XLV

Cuando el hombre hubo atado el carro, el doctor y los muchachos se despidieron de don Ponciano. Subieron, el doctor y el carrero, al pescante; Gauna y los muchachos, a la caja.

Siguieron la avenida Cruz, después doblaron a la derecha por la Avenida La Plata, donde los corsos empezaban a reanimarse; en Almafuerte, Gauna vio una tapia con una Santa Rita; pensó que era más fácil imaginar la muerte que el tiempo que el mundo continuaría sin él; bajaron por Famatina, y por la avenida Alcorta llegaron a un oscuro barrio de usinas y de gasómetros; en la avenida Sáenz, algunos grupos de máscaras, ínfimos y ruidosos, recordaban que era carnaval; tomaron Perdriel y en la pendiente de Brandsen pasaron entre muros, verjas y melancólicos jardines, con eucaliptos y casuarinas.

– El Hospicio de las Mercedes -explicó Pegoraro.

Gauna se preguntó cómo pudo creer que al entrar en los tres días de carnaval recuperaría lo que había sentido la otra vez, entraría nuevamente en el carnaval del 27. El presente es único: esto es lo que él no había sabido, lo que derrotaba sus pobres intentos de magia invocatoria. En Vieytes, junto a la estatua, se detuvieron. El doctor bajó y les dijo:

– Nos quedamos aquí.

Mientras el carrero ataba las riendas en la varilla del pescante y ponía la tranca, Valerga explicó a los muchachos, señalando el restaurante y parrilla El Antiguo Sola:

– En este restaurante y parrilla se come bien. Una cocina sin pretensiones, pero cuidada. Allá por el 23 me lo recomendó un peón de taxímetro: gente de roce, que viaja mucho y sabe comer. Después me pasaron el dato que un hermano del patrón es sobrestante en una firma de aceite. Así que de lo bueno aquí no se mezquina. ¿Ustedes saben lo que eso vale en estos tiempos? No lo pagan con oro, créanme. Además, como el barrio es medio apartado, ¿quién les dice que no nos salvemos de máscaras, murgas y otras yerbas? Porque eso sí, cada cosa en su lugar y la digestión pide calma.

Convidado por Valerga, el carrero entró a tomar una copa. Bebieron sus cañas junto al mostrador, mientras los muchachos esperaban sentados a la mesa. El patrón pareció no reconocer a Valerga: éste no se ofendió y, cuando el carrero hubo partido, en tono de cliente de la casa y de hombre conocedor, se extendió en indicaciones sobre el aceite, la carne y la mortadela.

La comida empezó con mortadela, salame y jamón crudo; siguió, luego, una fuente de carne con ensalada mixta. Valerga comentó:

– Acuérdense de ver si no han dejado sin aceite a la Singer.
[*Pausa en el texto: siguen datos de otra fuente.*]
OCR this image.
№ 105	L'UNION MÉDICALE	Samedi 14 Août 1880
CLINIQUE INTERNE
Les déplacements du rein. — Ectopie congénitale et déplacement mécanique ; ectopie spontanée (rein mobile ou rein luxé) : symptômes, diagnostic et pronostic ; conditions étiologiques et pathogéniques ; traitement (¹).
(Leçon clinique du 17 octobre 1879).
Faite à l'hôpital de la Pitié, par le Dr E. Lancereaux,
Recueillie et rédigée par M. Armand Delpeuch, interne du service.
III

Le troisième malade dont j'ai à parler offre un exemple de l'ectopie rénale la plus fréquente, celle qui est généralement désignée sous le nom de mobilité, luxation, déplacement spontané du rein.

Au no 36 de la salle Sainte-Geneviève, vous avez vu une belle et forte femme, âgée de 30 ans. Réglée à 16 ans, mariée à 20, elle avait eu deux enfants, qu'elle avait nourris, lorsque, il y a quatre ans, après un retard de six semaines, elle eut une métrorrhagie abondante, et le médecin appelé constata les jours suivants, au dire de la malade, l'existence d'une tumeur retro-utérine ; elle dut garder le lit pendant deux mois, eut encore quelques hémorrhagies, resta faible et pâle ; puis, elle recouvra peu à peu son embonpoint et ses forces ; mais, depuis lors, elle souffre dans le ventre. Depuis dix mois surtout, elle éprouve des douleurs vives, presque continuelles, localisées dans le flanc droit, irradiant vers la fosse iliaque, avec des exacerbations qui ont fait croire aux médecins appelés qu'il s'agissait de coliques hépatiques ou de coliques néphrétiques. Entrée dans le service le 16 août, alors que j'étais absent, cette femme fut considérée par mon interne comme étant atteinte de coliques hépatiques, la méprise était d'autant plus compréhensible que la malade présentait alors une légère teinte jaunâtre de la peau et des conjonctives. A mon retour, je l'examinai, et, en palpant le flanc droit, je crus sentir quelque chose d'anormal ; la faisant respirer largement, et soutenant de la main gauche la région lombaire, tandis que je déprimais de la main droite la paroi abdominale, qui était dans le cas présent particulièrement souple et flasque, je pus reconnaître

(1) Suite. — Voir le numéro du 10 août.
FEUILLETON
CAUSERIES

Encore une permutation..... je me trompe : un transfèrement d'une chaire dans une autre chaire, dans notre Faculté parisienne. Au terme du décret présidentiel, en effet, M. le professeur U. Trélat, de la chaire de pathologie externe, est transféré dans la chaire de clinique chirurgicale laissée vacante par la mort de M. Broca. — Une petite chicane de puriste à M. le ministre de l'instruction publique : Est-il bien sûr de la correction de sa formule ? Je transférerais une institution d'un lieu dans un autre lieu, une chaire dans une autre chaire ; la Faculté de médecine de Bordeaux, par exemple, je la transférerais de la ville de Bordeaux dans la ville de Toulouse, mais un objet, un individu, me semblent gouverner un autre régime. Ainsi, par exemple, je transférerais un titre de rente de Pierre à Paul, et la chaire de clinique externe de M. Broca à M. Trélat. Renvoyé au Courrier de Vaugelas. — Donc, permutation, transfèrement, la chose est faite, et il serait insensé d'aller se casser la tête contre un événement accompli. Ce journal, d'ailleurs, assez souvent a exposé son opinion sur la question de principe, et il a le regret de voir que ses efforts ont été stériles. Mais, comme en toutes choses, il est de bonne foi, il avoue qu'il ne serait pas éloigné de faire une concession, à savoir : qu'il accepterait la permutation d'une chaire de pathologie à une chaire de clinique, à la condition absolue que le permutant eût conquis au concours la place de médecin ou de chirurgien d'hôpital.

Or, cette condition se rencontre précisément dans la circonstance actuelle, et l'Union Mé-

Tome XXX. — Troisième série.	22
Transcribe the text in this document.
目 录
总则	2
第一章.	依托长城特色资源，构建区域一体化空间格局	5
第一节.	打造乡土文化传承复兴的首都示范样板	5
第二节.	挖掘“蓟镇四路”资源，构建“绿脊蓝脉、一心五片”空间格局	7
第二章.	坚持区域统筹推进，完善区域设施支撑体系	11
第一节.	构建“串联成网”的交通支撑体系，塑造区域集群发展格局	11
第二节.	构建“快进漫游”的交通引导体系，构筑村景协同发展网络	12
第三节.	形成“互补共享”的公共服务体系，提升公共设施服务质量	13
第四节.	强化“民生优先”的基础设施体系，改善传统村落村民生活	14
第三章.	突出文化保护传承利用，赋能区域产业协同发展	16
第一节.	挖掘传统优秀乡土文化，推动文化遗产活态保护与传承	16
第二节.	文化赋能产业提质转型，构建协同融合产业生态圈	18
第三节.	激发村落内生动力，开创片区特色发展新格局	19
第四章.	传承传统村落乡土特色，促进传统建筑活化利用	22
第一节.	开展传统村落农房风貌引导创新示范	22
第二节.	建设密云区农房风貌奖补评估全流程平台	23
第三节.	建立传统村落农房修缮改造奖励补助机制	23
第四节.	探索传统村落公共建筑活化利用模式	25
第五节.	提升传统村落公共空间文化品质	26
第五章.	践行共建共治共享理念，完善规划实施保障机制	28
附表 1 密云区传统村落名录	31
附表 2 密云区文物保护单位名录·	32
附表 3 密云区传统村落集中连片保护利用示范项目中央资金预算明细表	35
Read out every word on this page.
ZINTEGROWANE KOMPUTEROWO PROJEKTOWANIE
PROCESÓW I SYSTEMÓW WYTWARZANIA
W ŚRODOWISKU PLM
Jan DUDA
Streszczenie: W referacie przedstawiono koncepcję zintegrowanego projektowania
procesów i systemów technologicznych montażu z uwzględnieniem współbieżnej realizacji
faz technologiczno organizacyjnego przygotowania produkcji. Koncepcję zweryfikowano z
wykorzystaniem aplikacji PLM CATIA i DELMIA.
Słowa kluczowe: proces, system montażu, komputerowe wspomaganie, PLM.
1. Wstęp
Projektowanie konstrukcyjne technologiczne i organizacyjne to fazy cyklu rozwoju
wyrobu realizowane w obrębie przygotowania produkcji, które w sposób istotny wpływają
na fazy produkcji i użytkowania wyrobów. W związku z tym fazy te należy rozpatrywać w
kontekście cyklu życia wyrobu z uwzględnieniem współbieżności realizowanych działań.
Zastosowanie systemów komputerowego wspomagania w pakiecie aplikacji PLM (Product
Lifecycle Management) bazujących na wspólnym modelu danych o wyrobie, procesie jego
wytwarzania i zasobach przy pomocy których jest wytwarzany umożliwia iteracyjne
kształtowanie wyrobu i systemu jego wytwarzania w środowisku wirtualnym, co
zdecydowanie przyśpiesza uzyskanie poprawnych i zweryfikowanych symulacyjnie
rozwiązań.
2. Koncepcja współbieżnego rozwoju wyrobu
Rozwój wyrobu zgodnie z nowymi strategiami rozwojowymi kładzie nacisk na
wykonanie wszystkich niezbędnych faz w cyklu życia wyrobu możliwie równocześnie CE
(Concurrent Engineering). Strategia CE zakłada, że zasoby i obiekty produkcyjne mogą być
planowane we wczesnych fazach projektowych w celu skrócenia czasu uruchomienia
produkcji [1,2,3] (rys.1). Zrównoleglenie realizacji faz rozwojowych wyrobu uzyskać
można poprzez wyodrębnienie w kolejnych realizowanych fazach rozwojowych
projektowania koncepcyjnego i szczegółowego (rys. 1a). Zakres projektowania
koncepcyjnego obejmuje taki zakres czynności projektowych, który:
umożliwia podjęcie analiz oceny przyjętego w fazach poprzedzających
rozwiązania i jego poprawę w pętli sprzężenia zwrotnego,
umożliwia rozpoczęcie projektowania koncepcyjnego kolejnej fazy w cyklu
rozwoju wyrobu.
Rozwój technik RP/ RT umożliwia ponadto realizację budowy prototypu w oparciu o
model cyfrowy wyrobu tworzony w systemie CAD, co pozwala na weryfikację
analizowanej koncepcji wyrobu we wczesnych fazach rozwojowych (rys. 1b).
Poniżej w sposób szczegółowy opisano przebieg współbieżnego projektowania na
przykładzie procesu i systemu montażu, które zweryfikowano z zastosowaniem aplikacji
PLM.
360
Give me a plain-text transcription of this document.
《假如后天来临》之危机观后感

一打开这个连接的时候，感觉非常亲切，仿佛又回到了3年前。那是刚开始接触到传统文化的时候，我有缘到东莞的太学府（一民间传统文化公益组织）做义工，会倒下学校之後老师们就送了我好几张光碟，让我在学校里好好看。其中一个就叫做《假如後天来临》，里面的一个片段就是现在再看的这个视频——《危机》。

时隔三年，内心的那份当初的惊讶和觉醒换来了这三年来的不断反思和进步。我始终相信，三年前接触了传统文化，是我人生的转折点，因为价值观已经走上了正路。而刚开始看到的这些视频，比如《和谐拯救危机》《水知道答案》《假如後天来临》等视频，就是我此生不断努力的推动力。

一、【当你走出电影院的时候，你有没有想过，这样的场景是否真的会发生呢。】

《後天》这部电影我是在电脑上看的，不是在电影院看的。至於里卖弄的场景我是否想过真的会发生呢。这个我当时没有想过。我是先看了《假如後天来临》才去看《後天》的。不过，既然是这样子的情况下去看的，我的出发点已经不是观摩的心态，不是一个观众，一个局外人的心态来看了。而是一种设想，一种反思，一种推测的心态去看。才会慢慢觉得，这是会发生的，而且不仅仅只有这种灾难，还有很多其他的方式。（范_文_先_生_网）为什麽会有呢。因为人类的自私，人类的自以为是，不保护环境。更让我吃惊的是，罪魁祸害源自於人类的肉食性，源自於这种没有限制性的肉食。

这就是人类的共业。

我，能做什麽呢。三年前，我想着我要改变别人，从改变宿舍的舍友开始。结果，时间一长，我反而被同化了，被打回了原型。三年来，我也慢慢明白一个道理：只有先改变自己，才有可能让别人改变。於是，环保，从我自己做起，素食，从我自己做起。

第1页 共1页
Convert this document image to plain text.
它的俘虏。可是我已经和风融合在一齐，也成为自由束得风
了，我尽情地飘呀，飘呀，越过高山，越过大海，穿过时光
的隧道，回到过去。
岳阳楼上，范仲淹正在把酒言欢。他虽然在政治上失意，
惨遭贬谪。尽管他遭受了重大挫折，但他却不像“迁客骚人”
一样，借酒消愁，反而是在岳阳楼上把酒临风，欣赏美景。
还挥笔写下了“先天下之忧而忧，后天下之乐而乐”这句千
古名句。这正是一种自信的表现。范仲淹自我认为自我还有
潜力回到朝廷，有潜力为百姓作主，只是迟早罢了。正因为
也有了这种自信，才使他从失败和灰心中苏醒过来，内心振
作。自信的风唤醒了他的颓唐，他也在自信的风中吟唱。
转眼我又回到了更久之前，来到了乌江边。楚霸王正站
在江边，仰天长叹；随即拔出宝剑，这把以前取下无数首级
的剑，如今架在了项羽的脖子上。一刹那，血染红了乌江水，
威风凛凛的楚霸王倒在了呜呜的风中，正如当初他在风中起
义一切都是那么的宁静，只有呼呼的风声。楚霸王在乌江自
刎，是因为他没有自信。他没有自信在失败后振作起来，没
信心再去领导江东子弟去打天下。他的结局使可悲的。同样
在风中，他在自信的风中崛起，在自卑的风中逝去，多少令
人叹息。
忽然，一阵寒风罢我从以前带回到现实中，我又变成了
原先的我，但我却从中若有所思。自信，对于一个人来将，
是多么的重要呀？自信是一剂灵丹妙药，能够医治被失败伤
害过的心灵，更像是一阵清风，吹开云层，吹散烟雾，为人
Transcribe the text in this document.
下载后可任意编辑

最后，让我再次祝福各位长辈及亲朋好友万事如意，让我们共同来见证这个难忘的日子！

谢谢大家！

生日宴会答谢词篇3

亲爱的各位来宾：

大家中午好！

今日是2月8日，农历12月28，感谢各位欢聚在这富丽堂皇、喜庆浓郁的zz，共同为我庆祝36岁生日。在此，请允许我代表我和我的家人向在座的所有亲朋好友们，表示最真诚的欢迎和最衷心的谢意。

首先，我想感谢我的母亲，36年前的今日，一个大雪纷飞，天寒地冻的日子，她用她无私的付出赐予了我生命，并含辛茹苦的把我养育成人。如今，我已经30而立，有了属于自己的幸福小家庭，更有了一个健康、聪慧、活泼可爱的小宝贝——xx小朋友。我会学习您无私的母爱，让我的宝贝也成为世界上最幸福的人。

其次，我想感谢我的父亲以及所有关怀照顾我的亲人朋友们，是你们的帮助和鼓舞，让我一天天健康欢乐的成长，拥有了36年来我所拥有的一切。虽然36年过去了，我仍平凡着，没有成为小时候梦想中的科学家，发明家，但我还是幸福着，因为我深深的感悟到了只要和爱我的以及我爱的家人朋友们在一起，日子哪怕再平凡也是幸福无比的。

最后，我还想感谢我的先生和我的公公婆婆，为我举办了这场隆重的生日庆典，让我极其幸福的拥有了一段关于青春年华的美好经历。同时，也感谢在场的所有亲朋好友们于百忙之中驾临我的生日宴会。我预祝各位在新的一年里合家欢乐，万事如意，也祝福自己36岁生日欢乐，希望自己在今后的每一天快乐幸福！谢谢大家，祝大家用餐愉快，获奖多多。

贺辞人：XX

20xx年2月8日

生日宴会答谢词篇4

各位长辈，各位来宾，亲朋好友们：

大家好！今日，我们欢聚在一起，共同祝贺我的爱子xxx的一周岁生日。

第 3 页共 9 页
El vino tinto corrió en abundancia. Después el mozo les ofreció queso y dulce.

– Es postre de vigilante. Tráiganos queso -replicó Valerga.

Entró una murga de cuatro diablos. Antes de que hicieran sonar los platillos. Gauna les alargó un peso. Como disculpándose, dijo:

– Prefiero quemar un peso a que nos aturdan con la bulla.

– Si te duele el gasto, nos cotizamos -comentó con sorna Maidana. Mientras los diablos agradecían y saludaban, Valerga sentenció:

– No me parece aconsejable invertir en mamarrachos.

Acabaron la comida con fruta y café. Antes de salir, Gauna pasó por el servicio. En una pared, escrita a lápiz, de mano torpe, había una frase: Para el patrón. Gauna se preguntó si Valerga habría andado por ahí; pero él había bebido tanto vino tinto, que no se acordaba de nada. Para refrescarse caminaron un poco. El doctor se encaró con Antúnez:

– Pero, decíme, ¿vos no tenés sentimiento? Si yo supiera, en una noche así, me pondría a cantar a pleno pulmón. A ver, cantá Don Juan. Mientras Antúnez cantaba, como podía, Don Juan, Valerga, mirando unas casitas bajas y viejas, comentó:

– ¿Cuándo, en lugar de esta morralla, se levantarán aquí fábricas y usinas?

Maidana se atrevió a proponer la alternativa.

– O un barrio de casas chiches para obreros.